Zu erwähnen sei vielleicht noch die Gestaltung der LP-Kassetten mit ihrem charakteristischen Leinenbezug. Das Leinenmuster kam später auch in gedruckter Form auf den Alben zur Anwendung und prägte das Erscheinungsbild bis hinein in die Ära der Compact Disc. Erst gegen Mitte der neunziger Jahre wich der typische Leinenrahmen einem silbernen.
Auch mit dem Erscheinen der CD setzte sich die Erfolgsgeschichte für die Archiv Produktion fort. Neben unzähligen Neueinspielungen fanden gleichzeitig viele inzwischen historische Aufnahmen ihren Weg zurück auf den Klassikmarkt, die in Serien wie Archiv Galleria, Collectio Argentea, Codex, Archiv Masters oder zuletzt Archiv Blue neu editiert wurden.

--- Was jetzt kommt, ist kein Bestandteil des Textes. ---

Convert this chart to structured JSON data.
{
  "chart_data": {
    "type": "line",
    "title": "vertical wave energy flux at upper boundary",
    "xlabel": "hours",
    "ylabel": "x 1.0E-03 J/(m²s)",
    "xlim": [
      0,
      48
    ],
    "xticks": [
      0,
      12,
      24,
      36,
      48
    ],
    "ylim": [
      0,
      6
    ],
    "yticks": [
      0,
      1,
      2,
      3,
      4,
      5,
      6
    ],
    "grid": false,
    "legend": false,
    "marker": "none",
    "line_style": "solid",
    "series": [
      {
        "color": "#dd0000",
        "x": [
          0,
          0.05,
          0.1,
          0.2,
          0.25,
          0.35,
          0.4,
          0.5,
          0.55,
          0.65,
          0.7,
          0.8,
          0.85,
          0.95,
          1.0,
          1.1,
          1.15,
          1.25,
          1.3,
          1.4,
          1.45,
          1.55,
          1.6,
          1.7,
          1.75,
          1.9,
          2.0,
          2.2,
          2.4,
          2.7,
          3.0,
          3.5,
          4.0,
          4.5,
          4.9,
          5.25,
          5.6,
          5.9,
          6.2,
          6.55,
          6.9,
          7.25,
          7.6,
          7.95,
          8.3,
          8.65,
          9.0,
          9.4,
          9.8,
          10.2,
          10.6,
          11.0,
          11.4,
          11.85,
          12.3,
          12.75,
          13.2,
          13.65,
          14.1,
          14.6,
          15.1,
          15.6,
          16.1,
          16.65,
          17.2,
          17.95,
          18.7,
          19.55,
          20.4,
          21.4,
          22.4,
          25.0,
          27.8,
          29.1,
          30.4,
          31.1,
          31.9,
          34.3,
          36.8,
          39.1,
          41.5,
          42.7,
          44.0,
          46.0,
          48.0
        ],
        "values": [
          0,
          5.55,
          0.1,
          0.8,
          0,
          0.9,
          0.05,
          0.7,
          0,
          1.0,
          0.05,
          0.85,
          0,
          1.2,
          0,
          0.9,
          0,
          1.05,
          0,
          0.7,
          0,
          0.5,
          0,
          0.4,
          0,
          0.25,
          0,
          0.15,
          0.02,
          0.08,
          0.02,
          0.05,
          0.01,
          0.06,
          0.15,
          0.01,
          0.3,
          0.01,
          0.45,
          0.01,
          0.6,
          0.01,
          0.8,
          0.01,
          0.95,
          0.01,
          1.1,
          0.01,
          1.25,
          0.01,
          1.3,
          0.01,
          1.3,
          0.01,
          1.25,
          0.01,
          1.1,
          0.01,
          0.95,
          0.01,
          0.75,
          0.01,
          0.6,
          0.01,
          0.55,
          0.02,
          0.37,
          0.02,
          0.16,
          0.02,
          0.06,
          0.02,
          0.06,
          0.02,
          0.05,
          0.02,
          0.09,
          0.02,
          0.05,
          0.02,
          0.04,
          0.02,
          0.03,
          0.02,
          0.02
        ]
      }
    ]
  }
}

Im Laufe der Jahre hat man sich vom ursprünglichen Anspruch allmählich entfernt und sich den Regeln des Marktes gebeugt. Ebenso wurde das Programm-Repertoire auf Werke des 19. Jahrhunderts ausgedehnt. Gerade in den letzten Jahrzehnten ist die Konkurrenz im Bereich der Alten Musik enorm gewachsen. Doch auch wenn Glanzzeiten und die ehemalige Vorreiterrolle vorbei sein mögen, so werden auch heute hin und wieder lohnenswerte Aufnahmen veröffentlicht.
Hier besteht nun die Möglichkeit, diejenigen Veröffentlichungen vorzustellen, die Ihr für besonders wertvoll haltet bzw. die Euch besonders am Herzen liegen.